“Oh yes,” she said, more and more confused; “Miss Crediton knows that. If she can put up with our quietness—if she does not mind the seclusion. We have not seen so much of the Huntleys as we ought to have seen lately, but when they are here——”

“I had much rather come when you were quite quiet. I love quiet,” said deceitful Kate, putting her face so close to her friend’s shoulder as almost to touch it in a caressing way she had. Mrs Mitford trembled with a presentiment of terror, and yet she could not resist the soft half-caress.

“My dear child!” she cried, pressing Kate’s arm to her side. And John loomed over them both, a tall shadow, with a face which beamed through the darkness; they looked both so little beside him—soft creatures, shadowy, with wavy uncertain outlines, melting into the dark, not clear and black and well defined like himself—moving softly, with a faint rustle in the air, which might almost have been wings. His mother and—— what was Kate to him? Nothing—a stranger—a being from a different sphere; yet, at the same time, the one creature in all the world upon whom he had a supreme claim, whose life he had fought for, and rescued out of the very jaws of death.

After this they went in with eyes a little dazzled by the sudden change into the drawing-room, where the lamps were lighted, and the moths came sweeping in at the open window, strange optimists, seeking the light at all costs. Kate threw herself down in a great chair, in the shadiest corner, her white dress giving forth (poor John thought) a kind of reflected radiance, moon-like and subdued. She sank down in the large wide seat, and gave a little yawn. “I’m so tired,” she said; “I think I shall make papa carry me up-stairs.”
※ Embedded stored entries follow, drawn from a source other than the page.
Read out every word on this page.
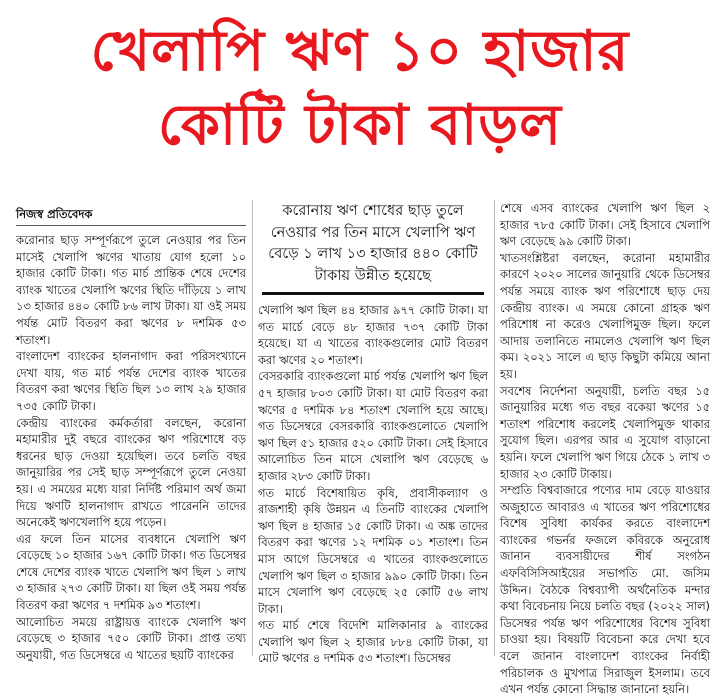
খেলাপি ঋণ ১০ হাজার
কোটি টাকা বাড়ল
নিজস্ব প্রতিবেদক

করোনার ছাড় সম্পূর্ণরূপে তুলে নেওয়ার পর তিন মাসেই খেলাপি ঋণের খাতায় যোগ হলো ১০ হাজার কোটি টাকা। গত মার্চ প্রান্তিক শেষে দেশের ব্যাংক খাতের খেলাপি ঋণের স্থিতি দাঁড়িয়ে ১ লাখ ১৩ হাজার ৪৪০ কোটি ৮৬ লাখ টাকা। যা ওই সময় পর্যন্ত মোট বিতরণ করা ঋণের ৮ দশমিক ৫৩ শতাংশ।

বাংলাদেশ ব্যাংকের হালনাগাদ করা পরিসংখ্যানে দেখা যায়, গত মার্চ পর্যন্ত দেশের ব্যাংক খাতের বিতরণ করা ঋণের স্থিতি ছিল ১৩ লাখ ২৯ হাজার ৭৩৫ কোটি টাকা।

কেন্দ্রীয় ব্যাংকের কর্মকর্তারা বলছেন, করোনা মহামারীর দুই বছরে ব্যাংকের ঋণ পরিশোধে বড় ধরনের ছাড় দেওয়া হয়েছিল। তবে চলতি বছর জানুয়ারির পর সেই ছাড় সম্পূর্ণরূপে তুলে নেওয়া হয়। এ সময়ের মধ্যে যারা নির্দিষ্ট পরিমাণ অর্থ জমা দিয়ে ঋণটি হালনাগাদ রাখতে পারেননি তাদের অনেকেই ঋণখেলাপি হয়ে পড়েন।

এর ফলে তিন মাসের ব্যবধানে খেলাপি ঋণ বেড়েছে ১০ হাজার ১৬৭ কোটি টাকা। গত ডিসেম্বর শেষে দেশের ব্যাংক খাতে খেলাপি ঋণ ছিল ১ লাখ ৩ হাজার ২৭৩ কোটি টাকা। যা ছিল ওই সময় পর্যন্ত বিতরণ করা ঋণের ৭ দশমিক ৯৩ শতাংশ।

আলোচিত সময়ে রাষ্ট্রায়ত্ত ব্যাংকে খেলাপি ঋণ বেড়েছে ৩ হাজার ৭৫০ কোটি টাকা। প্রাপ্ত তথ্য অনুযায়ী, গত ডিসেম্বরে এ খাতের ছয়টি ব্যাংকের

করোনায় ঋণ শোধের ছাড় তুলে নেওয়ার পর তিন মাসে খেলাপি ঋণ বেড়ে ১ লাখ ১৩ হাজার ৪৪০ কোটি টাকায় উন্নীত হয়েছে

খেলাপি ঋণ ছিল ৪৪ হাজার ৯৭৭ কোটি টাকা। যা গত মার্চে বেড়ে ৪৮ হাজার ৭৩৭ কোটি টাকা হয়েছে। যা এ খাতের ব্যাংকগুলোর মোট বিতরণ করা ঋণের ২০ শতাংশ।

বেসরকারি ব্যাংকগুলো মার্চ পর্যন্ত খেলাপি ঋণ ছিল ৫৭ হাজার ৮০৩ কোটি টাকা। যা মোট বিতরণ করা ঋণের ৫ দশমিক ৮৪ শতাংশ খেলাপি হয়ে আছে। গত ডিসেম্বরে বেসরকারি ব্যাংকগুলোতে খেলাপি ঋণ ছিল ৫১ হাজার ৫২০ কোটি টাকা। সেই হিসাবে আলোচিত তিন মাসে খেলাপি ঋণ বেড়েছে ৬ হাজার ২৮৩ কোটি টাকা।

গত মার্চে বিশেষায়িত কৃষি, প্রবাসীকল্যাণ ও রাজশাহী কৃষি উন্নয়ন এ তিনটি ব্যাংকের খেলাপি ঋণ ছিল ৪ হাজার ১৫ কোটি টাকা। এ অঙ্ক তাদের বিতরণ করা ঋণের ১২ দশমিক ০১ শতাংশ। তিন মাস আগে ডিসেম্বরে এ খাতের ব্যাংকগুলোতে খেলাপি ঋণ ছিল ৩ হাজার ৯৯০ কোটি টাকা। তিন মাসে খেলাপি ঋণ বেড়েছে ২৫ কোটি ৫৬ লাখ টাকা।

গত মার্চ শেষে বিদেশি মালিকানার ৯ ব্যাংকের খেলাপি ঋণ ছিল ২ হাজার ৮৮৪ কোটি টাকা, যা মোট ঋণের ৪ দশমিক ৫৩ শতাংশ। ডিসেম্বর

শেষে এসব ব্যাংকের খেলাপি ঋণ ছিল ২ হাজার ৭৮৫ কোটি টাকা। সেই হিসাবে খেলাপি ঋণ বেড়েছে ৯৯ কোটি টাকা।

খাতসংশ্লিষ্টরা বলছেন, করোনা মহামারীর কারণে ২০২০ সালের জানুয়ারি থেকে ডিসেম্বর পর্যন্ত সময়ে ব্যাংক ঋণ পরিশোধে ছাড় দেয় কেন্দ্রীয় ব্যাংক। এ সময়ে কোনো গ্রাহক ঋণ পরিশোধ না করেও খেলাপিমুক্ত ছিল। ফলে আদায় তলানিতে নামলেও খেলাপি ঋণ ছিল কম। ২০২১ সালে এ ছাড় কিছুটা কমিয়ে আনা হয়।

সবশেষ নির্দেশনা অনুযায়ী, চলতি বছর ১৫ জানুয়ারির মধ্যে গত বছর বকেয়া ঋণের ১৫ শতাংশ পরিশোধ করলেই খেলাপিমুক্ত থাকার সুযোগ ছিল। এরপর আর এ সুযোগ বাড়ানো হয়নি। ফলে খেলাপি ঋণ গিয়ে ঠেকে ১ লাখ ৩ হাজার ২৩ কোটি টাকায়।

সম্প্রতি বিশ্ববাজারে পণ্যের দাম বেড়ে যাওয়ার অজুহাতে আবারও এ খাতের ঋণ পরিশোধের বিশেষ সুবিধা কার্যকর করতে বাংলাদেশ ব্যাংকের গভর্নর ফজলে কবিরকে অনুরোধ জানান ব্যবসায়ীদের শীর্ষ সংগঠন এফবিসিসিআইয়ের সভাপতি মো. জসিম উদ্দিন। বৈঠকে বিশ্বব্যাপী অর্থনৈতিক মন্দার কথা বিবেচনায় নিয়ে চলতি বছর (২০২২ সাল) ডিসেম্বর পর্যন্ত ঋণ পরিশোধের বিশেষ সুবিধা চাওয়া হয়। বিষয়টি বিবেচনা করে দেখা হবে বলে জানান বাংলাদেশ ব্যাংকের নির্বাহী পরিচালক ও মুখপাত্র সিরাজুল ইসলাম। তবে এখন পর্যন্ত কোনো সিদ্ধান্ত জানানো হয়নি।
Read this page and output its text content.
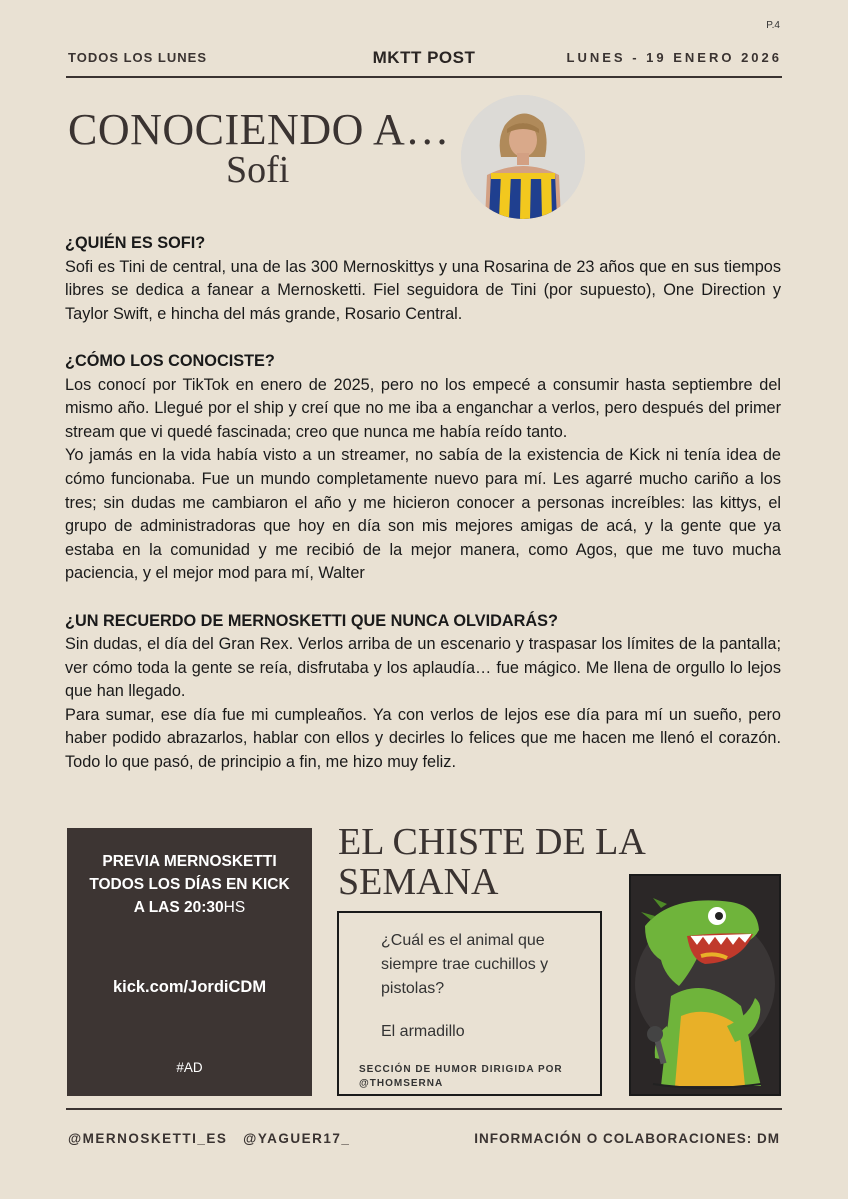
P.4
TODOS LOS LUNES	MKTT POST	LUNES - 19 ENERO 2026
CONOCIENDO A…
Sofi
¿QUIÉN ES SOFI?

Sofi es Tini de central, una de las 300 Mernoskittys y una Rosarina de 23 años que en sus tiempos libres se dedica a fanear a Mernosketti. Fiel seguidora de Tini (por supuesto), One Direction y Taylor Swift, e hincha del más grande, Rosario Central.

¿CÓMO LOS CONOCISTE?

Los conocí por TikTok en enero de 2025, pero no los empecé a consumir hasta septiembre del mismo año. Llegué por el ship y creí que no me iba a enganchar a verlos, pero después del primer stream que vi quedé fascinada; creo que nunca me había reído tanto.

Yo jamás en la vida había visto a un streamer, no sabía de la existencia de Kick ni tenía idea de cómo funcionaba. Fue un mundo completamente nuevo para mí. Les agarré mucho cariño a los tres; sin dudas me cambiaron el año y me hicieron conocer a personas increíbles: las kittys, el grupo de administradoras que hoy en día son mis mejores amigas de acá, y la gente que ya estaba en la comunidad y me recibió de la mejor manera, como Agos, que me tuvo mucha paciencia, y el mejor mod para mí, Walter

¿UN RECUERDO DE MERNOSKETTI QUE NUNCA OLVIDARÁS?

Sin dudas, el día del Gran Rex. Verlos arriba de un escenario y traspasar los límites de la pantalla; ver cómo toda la gente se reía, disfrutaba y los aplaudía… fue mágico. Me llena de orgullo lo lejos que han llegado.

Para sumar, ese día fue mi cumpleaños. Ya con verlos de lejos ese día para mí un sueño, pero haber podido abrazarlos, hablar con ellos y decirles lo felices que me hacen me llenó el corazón. Todo lo que pasó, de principio a fin, me hizo muy feliz.

PREVIA MERNOSKETTI
TODOS LOS DÍAS EN KICK
A LAS 20:30HS
kick.com/JordiCDM
#AD
EL CHISTE DE LA SEMANA
¿Cuál es el animal que siempre trae cuchillos y pistolas?
El armadillo
SECCIÓN DE HUMOR DIRIGIDA POR @THOMSERNA
@MERNOSKETTI_ES   @YAGUER17_	INFORMACIÓN O COLABORACIONES: DM
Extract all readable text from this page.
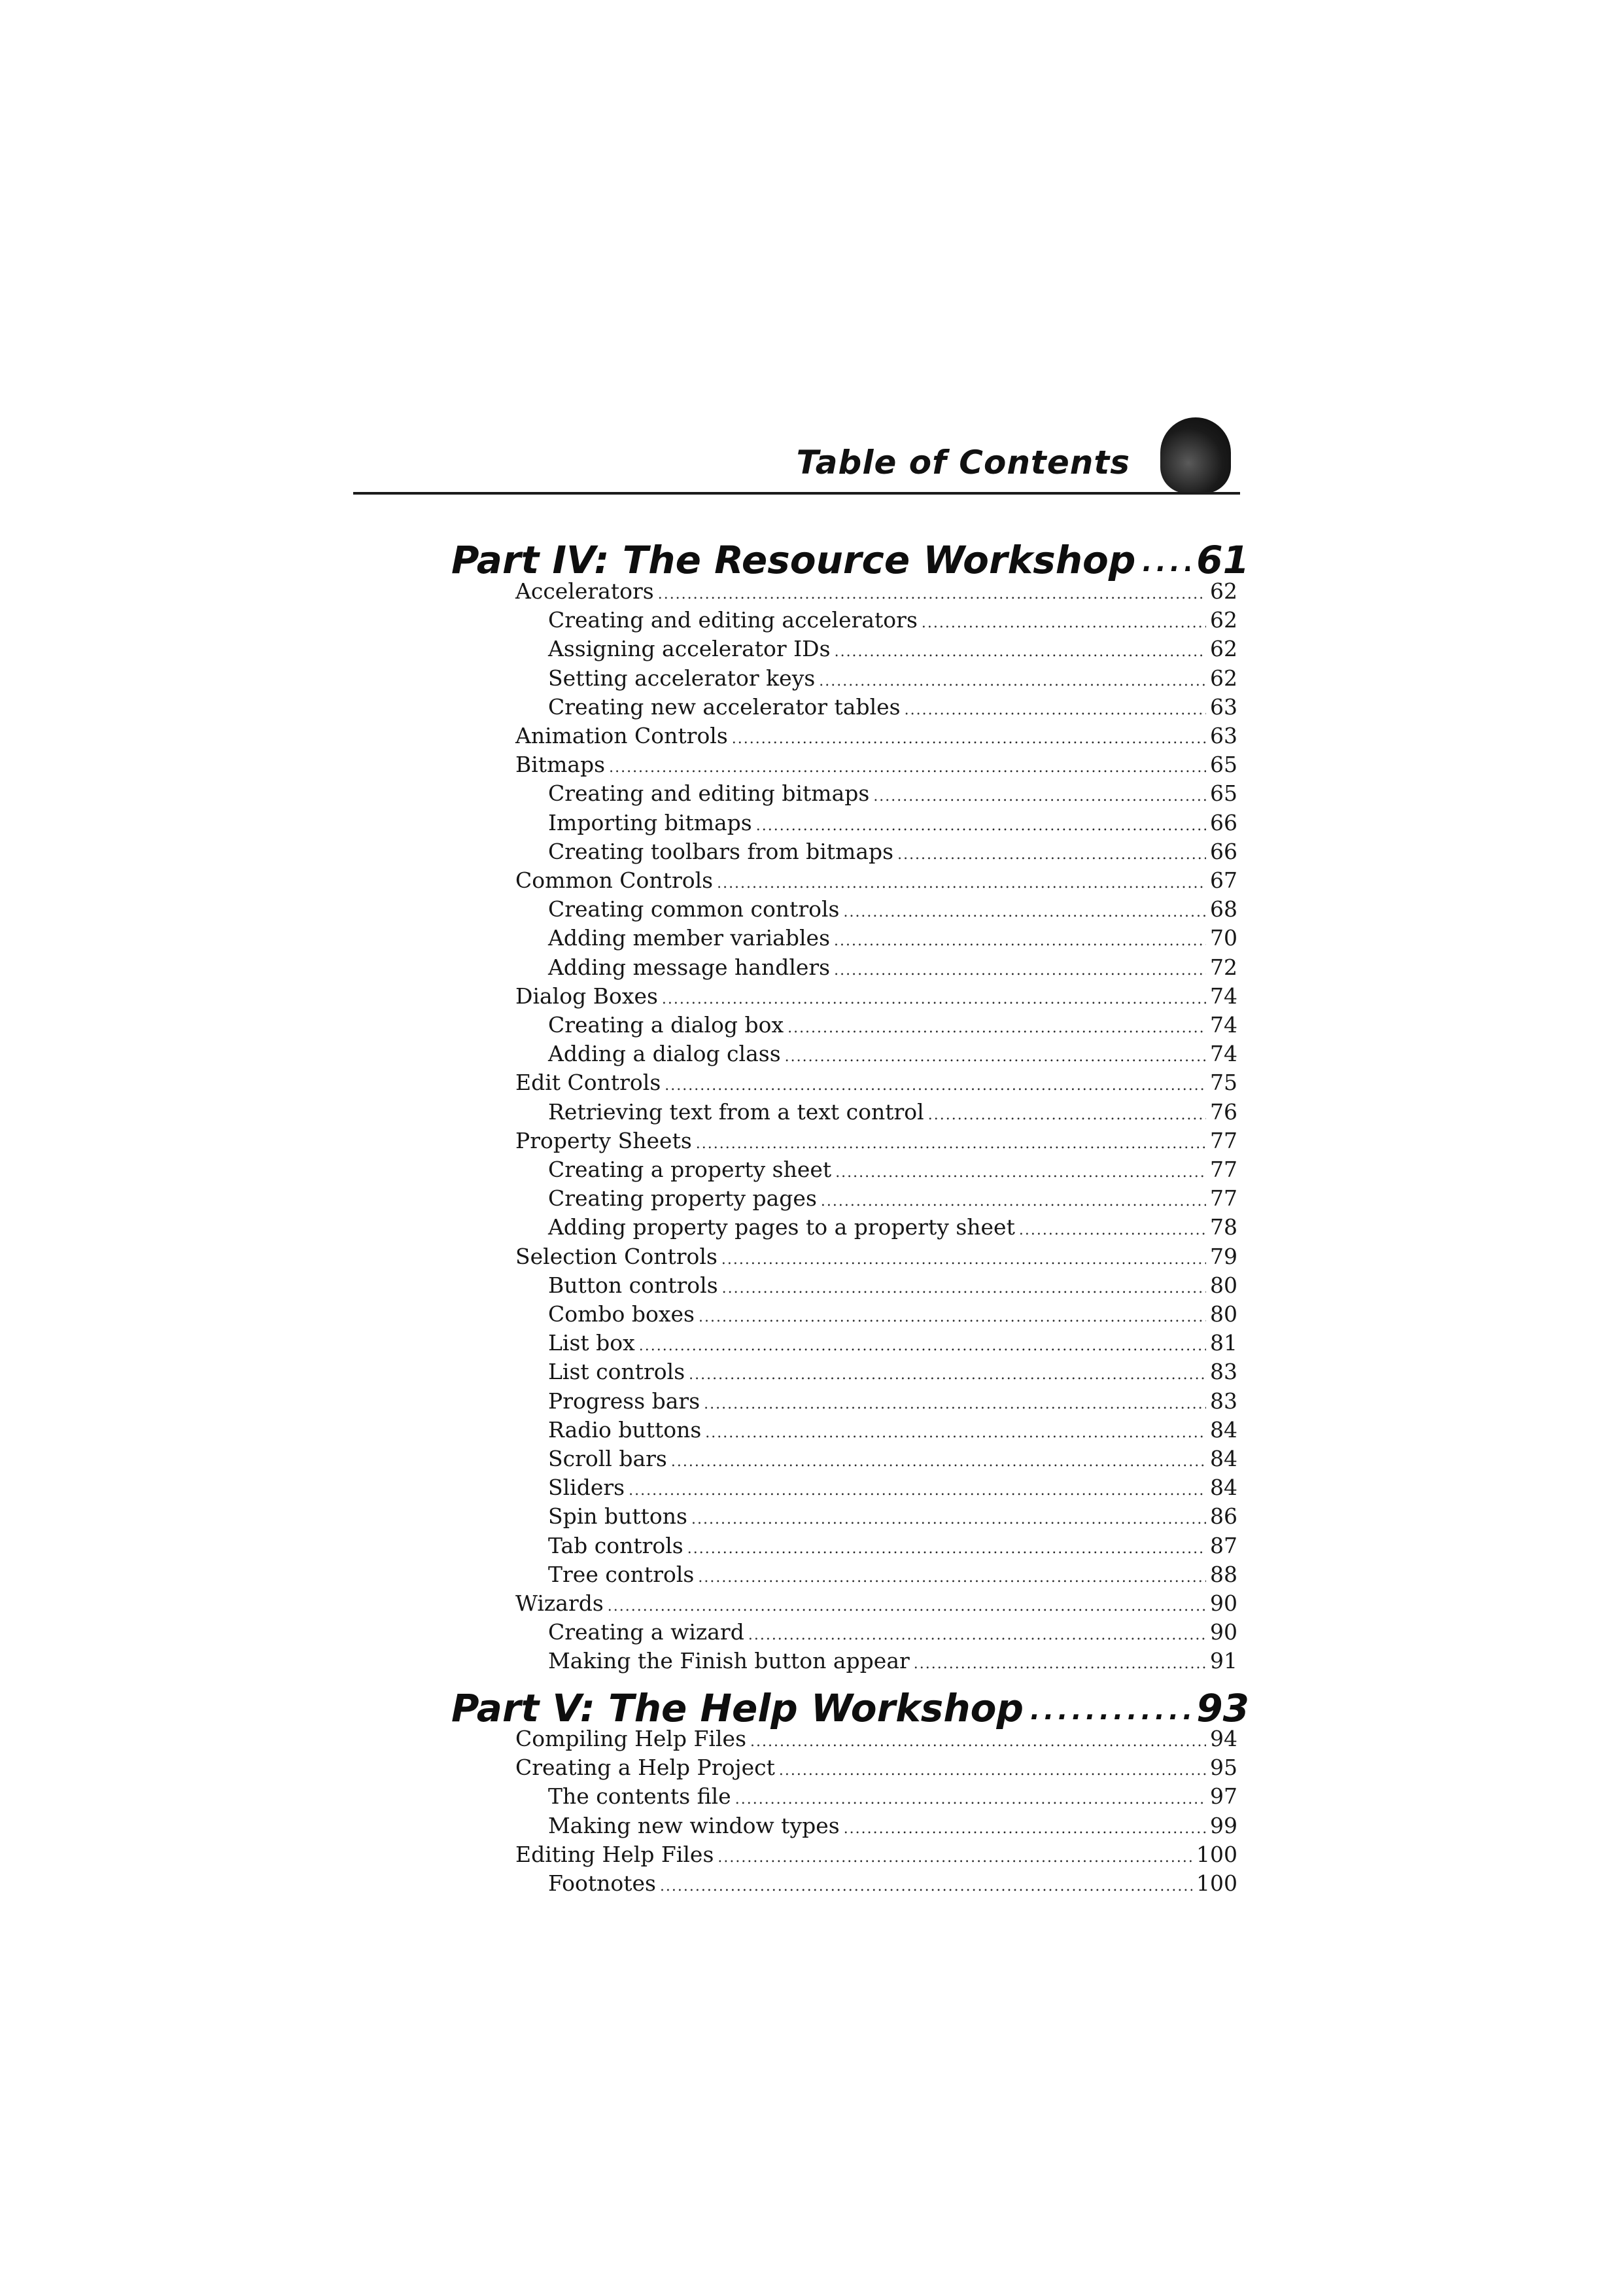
Table of Contents
Part IV: The Resource Workshop ..... 61
Accelerators .....	62
Creating and editing accelerators .....	62
Assigning accelerator IDs .....	62
Setting accelerator keys .....	62
Creating new accelerator tables .....	63
Animation Controls .....	63
Bitmaps .....	65
Creating and editing bitmaps .....	65
Importing bitmaps .....	66
Creating toolbars from bitmaps .....	66
Common Controls .....	67
Creating common controls .....	68
Adding member variables .....	70
Adding message handlers .....	72
Dialog Boxes .....	74
Creating a dialog box .....	74
Adding a dialog class .....	74
Edit Controls .....	75
Retrieving text from a text control .....	76
Property Sheets .....	77
Creating a property sheet .....	77
Creating property pages .....	77
Adding property pages to a property sheet .....	78
Selection Controls .....	79
Button controls .....	80
Combo boxes .....	80
List box .....	81
List controls .....	83
Progress bars .....	83
Radio buttons .....	84
Scroll bars .....	84
Sliders .....	84
Spin buttons .....	86
Tab controls .....	87
Tree controls .....	88
Wizards .....	90
Creating a wizard .....	90
Making the Finish button appear .....	91
Part V: The Help Workshop .....	93
Compiling Help Files .....	94
Creating a Help Project .....	95
The contents file .....	97
Making new window types .....	99
Editing Help Files .....	100
Footnotes .....	100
“Not your papa, my dear,” said Mrs Mitford, who, to tell the truth, was a little matter-of-fact; “not your papa. He does not look very strong, and it would be too much for him. The servants can do it; or perhaps John——”

John started up, and came forward with his eyes lit up, half with eagerness, half with fun. He had held her in his arms before, but she had not been conscious of that. “Oh, please!” cried Kate, in alarm, “I did not mean it; I only said it in fun—for want of something else to say.”

“That is Kate’s general motive for her observations,” said Mr Crediton, who had just then come in with Dr Mitford; “and heaven knows it is apparent in them! but if I don’t carry her up-stairs, I must carry her home. She must have been no end of a trouble to you.”

“Oh no—not yet, I hope,” said Mrs Mitford, still with some confusion. She cast a rapid glance over the situation. In less than three months John was going up for ordination. After that, she reflected, his mind would be settled, and such an interruption would do him less harm. “But I feel it is very selfish trying to keep her when, I daresay, you have a great many pleasant engagements,” she went on, with diplomatic suavity; “and we are so quiet here. Only you must bring her back again, Mr Crediton—that you must promise me—in autumn, or at Christmas the very latest——”

She caught John’s eye, and faltered and stopped short; and then, of all people in the world, it was Dr Mitford who interposed.